- Born: August 30, 1936 Arlington, Georgia, United States
- Died: March 5, 2019 (aged 82)
- Occupation: Civil rights leader

= Lonnie C. King Jr. =

American civil rights leader (1936–2019)

Lonnie C. King Jr. (August 30, 1936 – March 5, 2019) was an American civil rights leader. Beginning in 1960, he launched the Atlanta Student Movement, wrote the Appeal for Human Rights, and subsequently started the Committee on Appeal for Human Rights. His work led to the desegregation of Atlanta and continued advocacy has brought further education to America regarding present-day racism and the struggles of the civil rights movement.

== Background ==
Born on August 30, 1936, to Lonnie King and Bertha Thrasher in Arlington, Georgia, King spent most of his childhood in southern Georgia with his grandparents while his mother worked for $5 a day as a maid in Atlanta. He attended David T. Howard High School in Atlanta and became a very active member of Ebenezer Baptist Church. He attended Morehouse College where he met Julian Bond, Joseph Pierce, Roslyn Pope, and other young advocates ready to make their mark in the pivotal chapter of American history in which they were living. In cooperation with other Historically Black Colleges and Universities (HBCUs), they drafted the Appeal for Human Rights.

== An Appeal for Human Rights and the Committee on Appeal for Human Rights ==
The Appeal for Human Rights was a declaration contradicting the image Atlanta had presented the rest of the country; claiming it was tolerant and welcoming to all races. Highlighting this predicament, the writers stated, "We want to state clearly and unequivocally that we cannot tolerate, in a nation professing democracy and among people professing Christianity, the discriminatory conditions under which the Negro is living today in Atlanta, Georgia—supposedly one of the most progressive cities in the South". This powerful call to action stirred the city and less than a week later their voices took to the streets.

After the Greensboro Woolworth's lunch counter sit-in began in February 1960, King and his colleagues staged their own sit-ins across Atlanta in March. Upon writing their manifesto, they created the Committee on Appeal for Human Rights which organized the Atlanta Student Movement. The morning of March 15, 1960, about 200 students marched across the city and began the first wave of sit-ins. Predominantly these students attended Atlanta University, Clark College, Interdenominational Theological Center, Morehouse College, Morris Brown College, and Spelman College. This conglomeration of historically African American higher education institutions was known as the Atlanta University Center, and was committed to non-violent disobedience following Dr. Martin Luther King Jr.'s and Mahatma Gandhi's teachings and practices.

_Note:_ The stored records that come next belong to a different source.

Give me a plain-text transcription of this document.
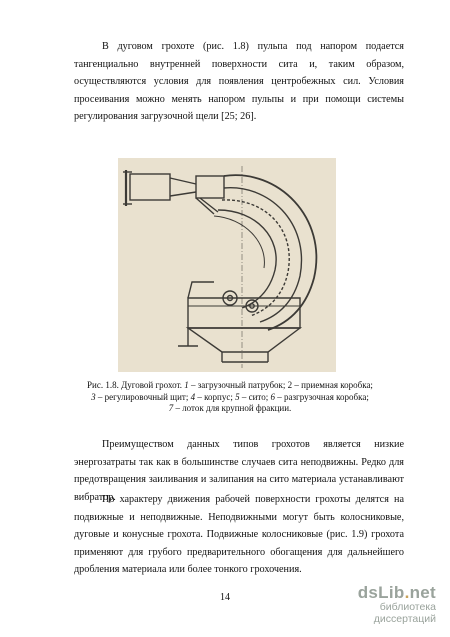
В дуговом грохоте (рис. 1.8) пульпа под напором подается тангенциально внутренней поверхности сита и, таким образом, осуществляются условия для появления центробежных сил. Условия просеивания можно менять напором пульпы и при помощи системы регулирования загрузочной щели [25; 26].

Рис. 1.8. Дуговой грохот. 1 – загрузочный патрубок; 2 – приемная коробка;
3 – регулировочный щит; 4 – корпус; 5 – сито; 6 – разгрузочная коробка;
7 – лоток для крупной фракции.

Преимуществом данных типов грохотов является низкие энергозатраты так как в большинстве случаев сита неподвижны. Редко для предотвращения заиливания и залипания на сито материала устанавливают вибратор.

По характеру движения рабочей поверхности грохоты делятся на подвижные и неподвижные. Неподвижными могут быть колосниковые, дуговые и конусные грохота. Подвижные колосниковые (рис. 1.9) грохота применяют для грубого предварительного обогащения для дальнейшего дробления материала или более тонкого грохочения.

14	dsLib.net
библиотека диссертаций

Protestors refusing to pay bail became commonplace in this environment, and King and his fellow marchers were normally no different. However, in this instance, King and Herschelle Sullivan (co-chairman of the Committee on Appeal for Human Rights) paid their $100 bail to be released to continue their activist work. These marches and sit-ins continued throughout the year and into the busy shopping season of 1960–1961, when segregated businesses in downtown Atlanta lost about 20 million dollars' worth of revenue due to the sit-ins and boycotts. On October 19, 1960, Dr. Martin Luther King Jr. came back to Atlanta and participated in the sit-ins; he was arrested and spent his first night in jail. "I had to practice what I preached."

Finally on March 6, 1961, an agreement was reached that desegregated over 300 restaurants in Atlanta and employers re-hired about 600 previously fired African American employees.

== Later life ==
Not long after, King had to drop out of Morehouse College due to finances; he joined the US Navy and served for three years as a dispersing clerk and prize fighter. Then using his G.I. Bill, he finished his degree at Morehouse, and then received his master's from the University of Baltimore in public education.

Later in life, King became the president of the Atlanta chapter of the National Association for the Advancement of Colored People (NAACP), and during his tenure advocated for the Atlanta School board to hire its first African American superintendent, Alonzo Crim. However, in 1971, King and other officers were removed from office due to differences about a controversial school desegregation plan.

In 2014, Atlanta Business-Atlanta Daily World inducted King into its Men of Influence Hall of Fame; he was unable to attend in person due to his wife passing away earlier that day.

King died on March 5, 2019, at the age of 82.